As difficult as the training was, the logistical puzzle of riding a bike across a prescribed path across the country in a certain number of days was even harder to solve. Odom said even the idea of such a ride was impossible without his team, including crew chief Jesse Turk.
“Jesse basically ran the show and did all the hard work — I just pedaled,” said Odom, who with Mallory, his wife of 10 years, has a son, Samuel. “He had to manage a van breaking down in the middle of the desert and I never missed a beat and an RV breaking down and I never missed a beat. Multiple things happened and he managed it and kept the crew moving.
“I would typically be on my bike from 21- to 30-plus hours at a time, then I would take about a two-hour nap and then I’d be back on my bike. There was very little stoppage — I was either sleeping or biking. The minutes before and after were very quick and everyone had a plan.

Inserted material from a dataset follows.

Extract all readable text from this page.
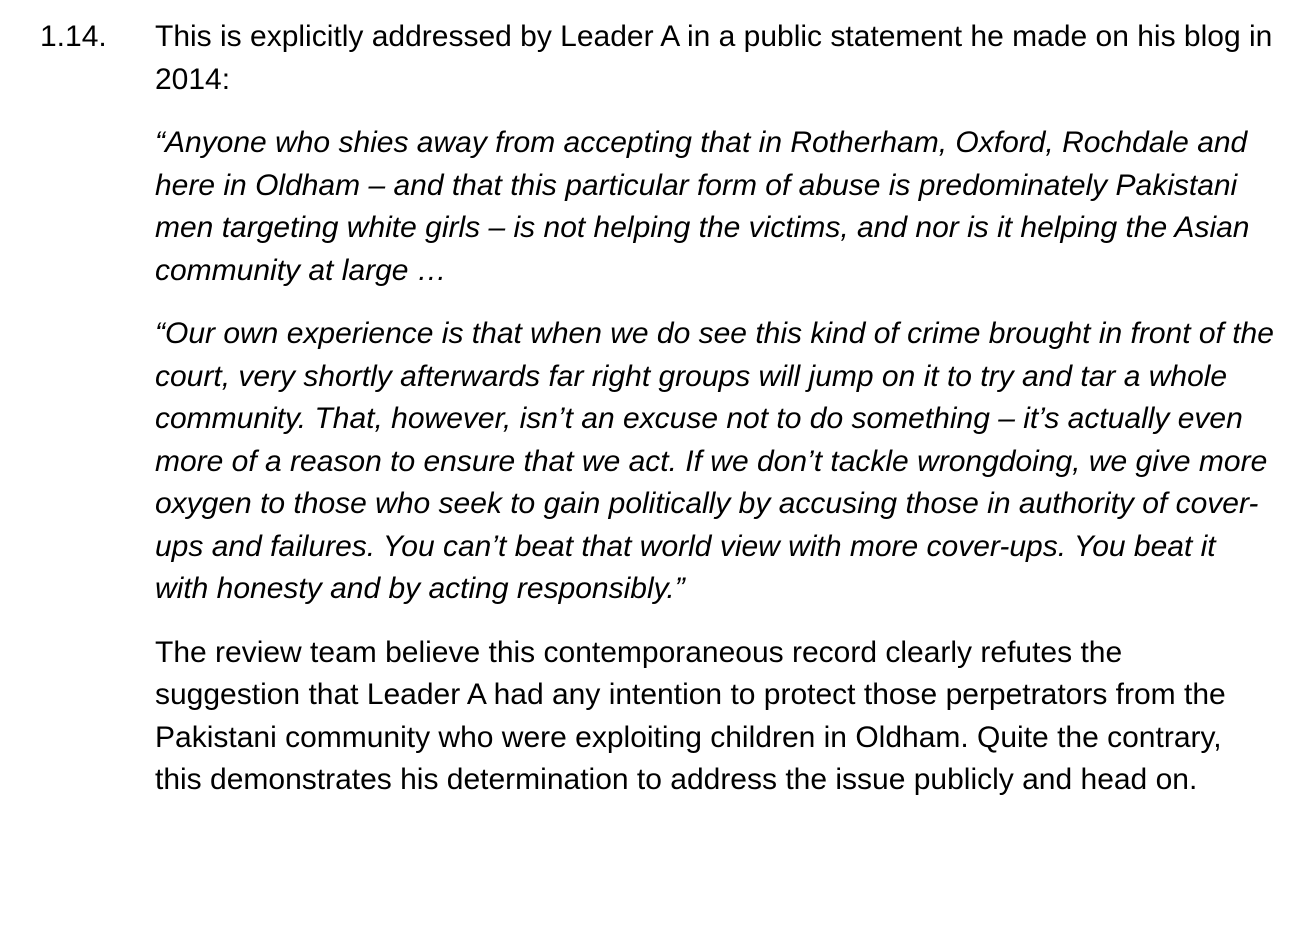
1.14. This is explicitly addressed by Leader A in a public statement he made on his blog in 2014:

“Anyone who shies away from accepting that in Rotherham, Oxford, Rochdale and here in Oldham – and that this particular form of abuse is predominately Pakistani men targeting white girls – is not helping the victims, and nor is it helping the Asian community at large …

“Our own experience is that when we do see this kind of crime brought in front of the court, very shortly afterwards far right groups will jump on it to try and tar a whole community. That, however, isn’t an excuse not to do something – it’s actually even more of a reason to ensure that we act. If we don’t tackle wrongdoing, we give more oxygen to those who seek to gain politically by accusing those in authority of cover-ups and failures. You can’t beat that world view with more cover-ups. You beat it with honesty and by acting responsibly.”

The review team believe this contemporaneous record clearly refutes the suggestion that Leader A had any intention to protect those perpetrators from the Pakistani community who were exploiting children in Oldham. Quite the contrary, this demonstrates his determination to address the issue publicly and head on.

It was like a NASCAR pit crew.”
At the conclusion of the race, which began on June 11, Odom said he was able to sleep for a couple of hours before a team dinner and sendoff and then slept heavily afterwards. He said he’s still catching up on his rest — and his work.
Now that he’s scratched everything off his personal to-do list, what’s next for Odom?
“I don’t know,” he said. “I will do more (events) for the fun of it. I want to do more with the (Pease) Foundation people but I think what I want to do next is learn to play the piano. I want to do something a little different.
My son is 3 and my wife has given up just about all her weekends since 2007 so I’m going to take it down a notch and spend some time with her, learn the piano and bike with my kid behind in a trailer. … I’ll mix it up a little bit. I’m sure I’ll get into some new adventures in a few years but I’m going to take four or five years and just kind of cool it.